Those are the two loves of Natalie, who tries to combine them in her blog edits. From October, a sterling example of the kind of thing you have to be a lawyer to enjoy:

A sentence like this is comforting because I feel that its absurd complexity relieves me of any obligation to understand it.

And during the period of twenty-one years from my death if the said Lilian Aspinall shall live so long to accumulate the surplus if any of such income at compound interest by investing the same and the resulting income thereof in any of the investments aforesaid by way of addition to the capital of such fund as aforesaid and so as to be subject to the same trusts as are hereby declared concerning the same and during the remainder of the life of the said Lilian Aspinall in case she shall survive the said period of twenty-one years to pay or apply such surplus income (if any) to the person or persons or for the purposes to whom and for which the same would for the time being be payable or applicable if the said Lilian Aspinall were then dead.
In Re Smith, England, 1928

And from last Friday, a hymn to the English language:

The English language is mine, and not mine. The English language is the shifting ground, the complex mess and soup and great wave over and around. The English language exists solely for my pleasure and my pleasure rests in its complexity. My pleasure grounds the English idioms. My pleasure starts with sound. My pleasure is all of a tongue. And words curling up my throat a growling purring hum. The English words work up through my body. And I take pleasure in resolve as well. A sharp snap in the sentence. A tight turn. Small details, small particular lettered sound. Pattern. Rhyme and rhythm and repeated phrases. Parcels.[…]


  1. I think that there is an “if” where and “of” should be.

  2. And in my post, an “and” where an “an” should be.

  3. But there is no A. Elk anywhere.

  4. I think that there is an “if” where and “of” should be.

    Very possibly, but the wording is taken straight from the Law Journal Reports 1928 (Volume 97, Part 1, p. 441), so if there’s an error, it was in the original document.

  5. January First-of-May says

    There are four instances of “if” in the text, and from casual glance it doesn’t look like any of them should be “of”, but I’ll have to untangle the grammar to be sure.

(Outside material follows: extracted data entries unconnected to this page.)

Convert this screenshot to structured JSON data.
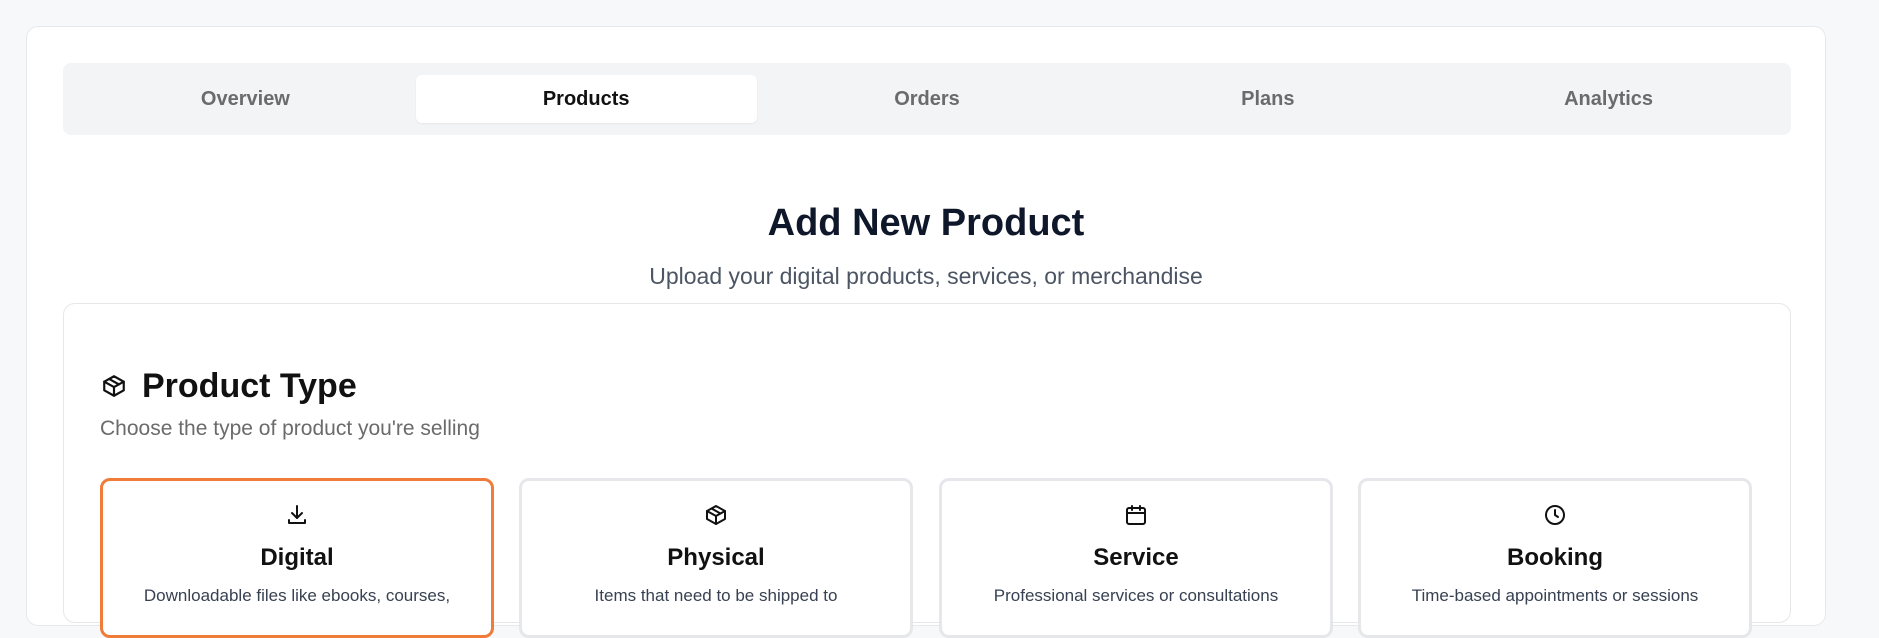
{
  "tabs": {
    "items": [
      {
        "label": "Overview"
      },
      {
        "label": "Products"
      },
      {
        "label": "Orders"
      },
      {
        "label": "Plans"
      },
      {
        "label": "Analytics"
      }
    ],
    "active": "Products"
  },
  "header": {
    "title": "Add New Product",
    "subtitle": "Upload your digital products, services, or merchandise"
  },
  "product_type": {
    "icon": "box-icon",
    "title": "Product Type",
    "subtitle": "Choose the type of product you're selling",
    "options": [
      {
        "icon": "download-icon",
        "title": "Digital",
        "description": "Downloadable files like ebooks, courses,",
        "selected": true
      },
      {
        "icon": "box-icon",
        "title": "Physical",
        "description": "Items that need to be shipped to",
        "selected": false
      },
      {
        "icon": "calendar-icon",
        "title": "Service",
        "description": "Professional services or consultations",
        "selected": false
      },
      {
        "icon": "clock-icon",
        "title": "Booking",
        "description": "Time-based appointments or sessions",
        "selected": false
      }
    ]
  },
  "colors": {
    "accent_selected_border": "#f07c3a",
    "tab_bar_bg": "#f3f4f6",
    "active_tab_bg": "#ffffff"
  }
}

    EDIT: untangled enough of the grammar to be fairly confident that all four should in fact be “if”.

    EDIT 2: Specifically, the first instance is a subordinate clause: “if … so long”. The second instance is a parenthetical clause: “surplus (if any)”, paralleled as such by the third, which does include the parentheses. The fourth, near the end, I was unable to place grammatically in the context, but “if… were then dead” would not make any sense with “of”.

    EDIT 3: What it seems to be saying is “for the first 21 years, assuming L.A. survives that long, collect surplus income by method X, then after that, if L.A. is still alive, distribute it by method Y, consistent with how it would have been distributed if L.A. had died”. I’m not a lawyer and cannot comment on the details of methods X and Y, or on what is supposed to happen if L.A. does not survive for 21 years.

  6. I’m deeply impressed. Perhaps you should have been a lawyer!

  7. January First-of-May says

    Perhaps you should have been a lawyer!

    Doubt it. There’s no way I could deal with that kind of responsibility, and even if I somehow managed that, I’m way too honest to do it properly.